In my Universal Dictionary of the English Language (1938), passed down to me by family on my mother’s side, matriarch is given a sentence and patriarch a whole paragraph. A matriarch is the wife of a patriarch with corresponding status. A patriarch is the head of a family, clan or tribe who rules by paternal right; a venerable old man, the senior member of a society or community.
A Google search turns up this definition of matriarch: a woman who rules or dominates a family, group, or state; specifically: a mother who is head and ruler of her family and descendants.
It’s interesting that the word dominate shows up in the more modern definition of a matriarch and the concept of partnership gets dropped.
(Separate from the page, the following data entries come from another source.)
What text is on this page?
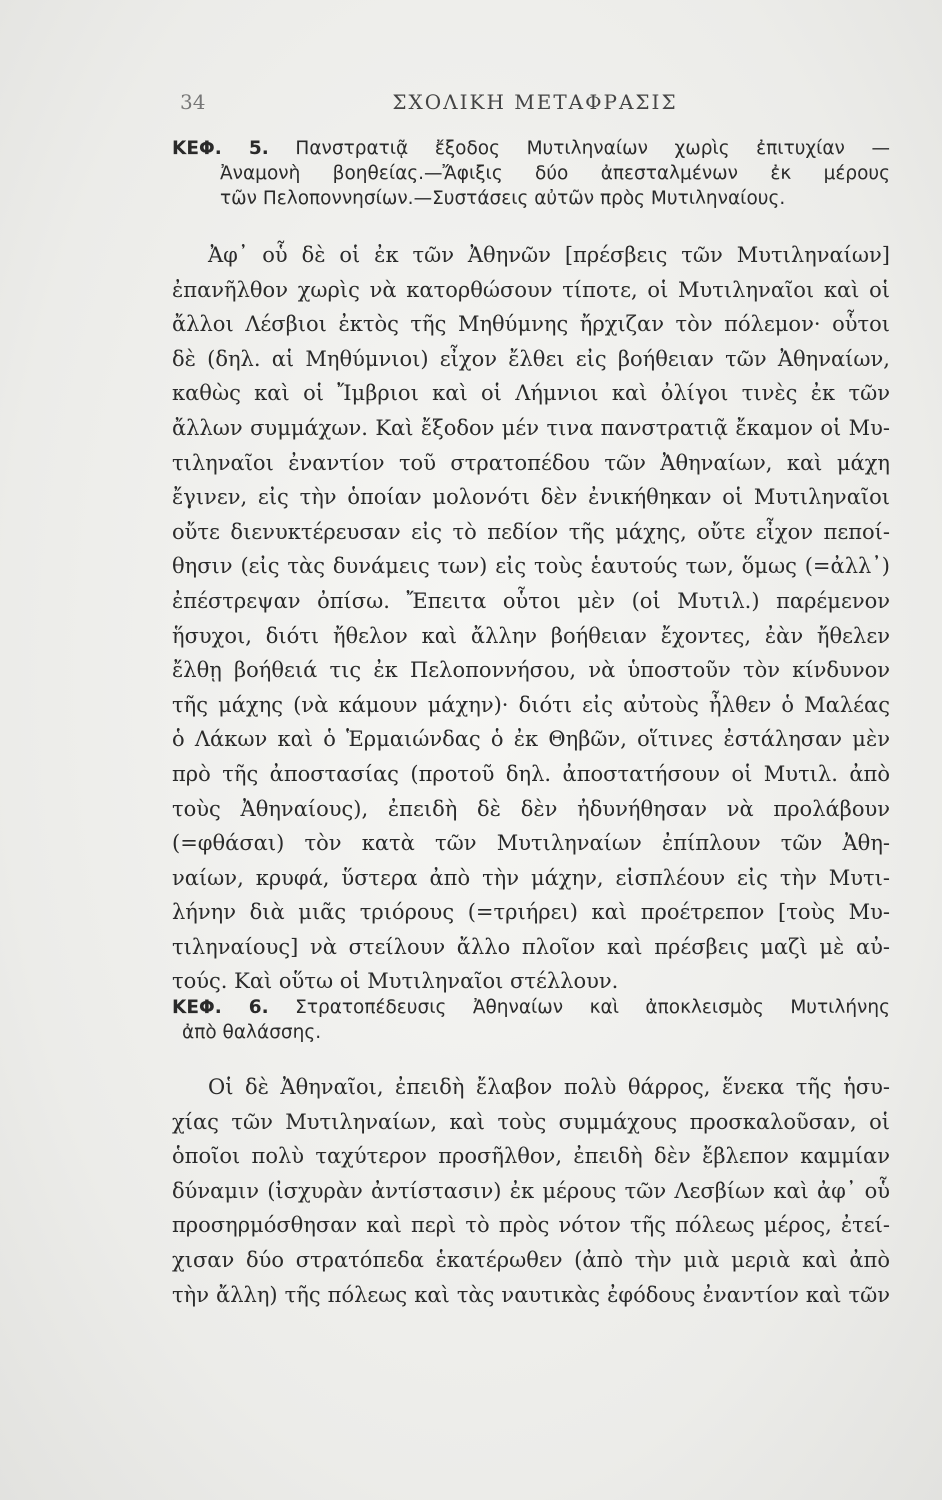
34	ΣΧΟΛΙΚΗ ΜΕΤΑΦΡΑΣΙΣ

ΚΕΦ. 5. Πανστρατιᾷ ἔξοδος Μυτιληναίων χωρὶς ἐπιτυχίαν —

Ἀναμονὴ βοηθείας.—Ἄφιξις δύο ἀπεσταλμένων ἐκ μέρους

τῶν Πελοποννησίων.—Συστάσεις αὐτῶν πρὸς Μυτιληναίους.

Ἀφ᾽ οὗ δὲ οἱ ἐκ τῶν Ἀθηνῶν [πρέσβεις τῶν Μυτιληναίων]

ἐπανῆλθον χωρὶς νὰ κατορθώσουν τίποτε, οἱ Μυτιληναῖοι καὶ οἱ

ἄλλοι Λέσβιοι ἐκτὸς τῆς Μηθύμνης ἤρχιζαν τὸν πόλεμον· οὗτοι

δὲ (δηλ. αἱ Μηθύμνιοι) εἶχον ἔλθει εἰς βοήθειαν τῶν Ἀθηναίων,

καθὼς καὶ οἱ Ἴμβριοι καὶ οἱ Λήμνιοι καὶ ὀλίγοι τινὲς ἐκ τῶν

ἄλλων συμμάχων. Καὶ ἔξοδον μέν τινα πανστρατιᾷ ἔκαμον οἱ Μυ-

τιληναῖοι ἐναντίον τοῦ στρατοπέδου τῶν Ἀθηναίων, καὶ μάχη

ἔγινεν, εἰς τὴν ὁποίαν μολονότι δὲν ἐνικήθηκαν οἱ Μυτιληναῖοι

οὔτε διενυκτέρευσαν εἰς τὸ πεδίον τῆς μάχης, οὔτε εἶχον πεποί-

θησιν (εἰς τὰς δυνάμεις των) εἰς τοὺς ἑαυτούς των, ὅμως (=ἀλλ᾽)

ἐπέστρεψαν ὀπίσω. Ἔπειτα οὗτοι μὲν (οἱ Μυτιλ.) παρέμενον

ἥσυχοι, διότι ἤθελον καὶ ἄλλην βοήθειαν ἔχοντες, ἐὰν ἤθελεν

ἔλθῃ βοήθειά τις ἐκ Πελοποννήσου, νὰ ὑποστοῦν τὸν κίνδυνον

τῆς μάχης (νὰ κάμουν μάχην)· διότι εἰς αὐτοὺς ἦλθεν ὁ Μαλέας

ὁ Λάκων καὶ ὁ Ἑρμαιώνδας ὁ ἐκ Θηβῶν, οἵτινες ἐστάλησαν μὲν

πρὸ τῆς ἀποστασίας (προτοῦ δηλ. ἀποστατήσουν οἱ Μυτιλ. ἀπὸ

τοὺς Ἀθηναίους), ἐπειδὴ δὲ δὲν ἠδυνήθησαν νὰ προλάβουν

(=φθάσαι) τὸν κατὰ τῶν Μυτιληναίων ἐπίπλουν τῶν Ἀθη-

ναίων, κρυφά, ὕστερα ἀπὸ τὴν μάχην, εἰσπλέουν εἰς τὴν Μυτι-

λήνην διὰ μιᾶς τριόρους (=τριήρει) καὶ προέτρεπον [τοὺς Μυ-

τιληναίους] νὰ στείλουν ἄλλο πλοῖον καὶ πρέσβεις μαζὶ μὲ αὐ-

τούς. Καὶ οὕτω οἱ Μυτιληναῖοι στέλλουν.

ΚΕΦ. 6. Στρατοπέδευσις Ἀθηναίων καὶ ἀποκλεισμὸς Μυτιλήνης

ἀπὸ θαλάσσης.

Οἱ δὲ Ἀθηναῖοι, ἐπειδὴ ἔλαβον πολὺ θάρρος, ἕνεκα τῆς ἡσυ-

χίας τῶν Μυτιληναίων, καὶ τοὺς συμμάχους προσκαλοῦσαν, οἱ

ὁποῖοι πολὺ ταχύτερον προσῆλθον, ἐπειδὴ δὲν ἔβλεπον καμμίαν

δύναμιν (ἰσχυρὰν ἀντίστασιν) ἐκ μέρους τῶν Λεσβίων καὶ ἀφ᾽ οὗ

προσηρμόσθησαν καὶ περὶ τὸ πρὸς νότον τῆς πόλεως μέρος, ἐτεί-

χισαν δύο στρατόπεδα ἑκατέρωθεν (ἀπὸ τὴν μιὰ μεριὰ καὶ ἀπὸ

τὴν ἄλλη) τῆς πόλεως καὶ τὰς ναυτικὰς ἐφόδους ἐναντίον καὶ τῶν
Wikipedia offers the view that associating the word domination with matriarchy is a patriarchal attempt to condition society to reject the concept of matriarchy.
Pshaw, I say. I prefer the definition that describes a partnership where mom and dad each have something to say based on their seniority. They probably say the same thing, only differently. Deciding what to say how and to say it is the challenge. Here are three guidelines.
- 1. Keep the legends alive. With the advent of genealogy websites, a mystery solved often opens the door to new mystery. My nana was a dancer whose husband, legend has it, died enroute to the birth of their baby girl. I recently discovered that in fact, he died three years after the birth of that baby. He was living in Oroville, CA and was buried in Spokane, WA. The tragedy in this story is different than I imagined, but it doesn’t change the memory of the nana that let me teach classes in her dance studio and taught me to say The Lord’s Prayer when I went to bed at night. My nana grounded me in a faith in Christ and a respect for education I want to pass down.
- 2. Offer your unique perspective. You are a link in a generational chain. Tell your stories. My papa believed educating girls would make them dissatisfied to be wives and mothers. He laughed at me when I told him I would do both: have a career and raise a family. Regardless, he arranged for me to work at his place of business so I could save money for college. A college education is something my granddaughter takes for granted. What does this story tell about the difference between what our progenitors said and what they did?
- 3. Respect generational differences. Today’s children are wired for the world of the future. Touting the superiority of our youthful pastimes won’t gain their respect. When I introduced Anne of Green Gables to my granddaughter she was skeptical (What’s a gable?). I told her she would like this little girl because Anne was a girl with a ‘tude. My granddaughter fell in love with Anne.
My nana left home at age 16 to dance on the stages of New York. What she chose to pass down to me was a faith that I don’t know she even had. My papa was old school, but he loved and respected women. I had the privilege of leading him to Christ when he was in his eighties and facilitating his baptism.
Faith that knows no limits; love that knows no bounds; that’s the legacy I want to pass down. The position of matriarch is begging to be filled. Do the job right and the pay is respect. The benefit? Eternal.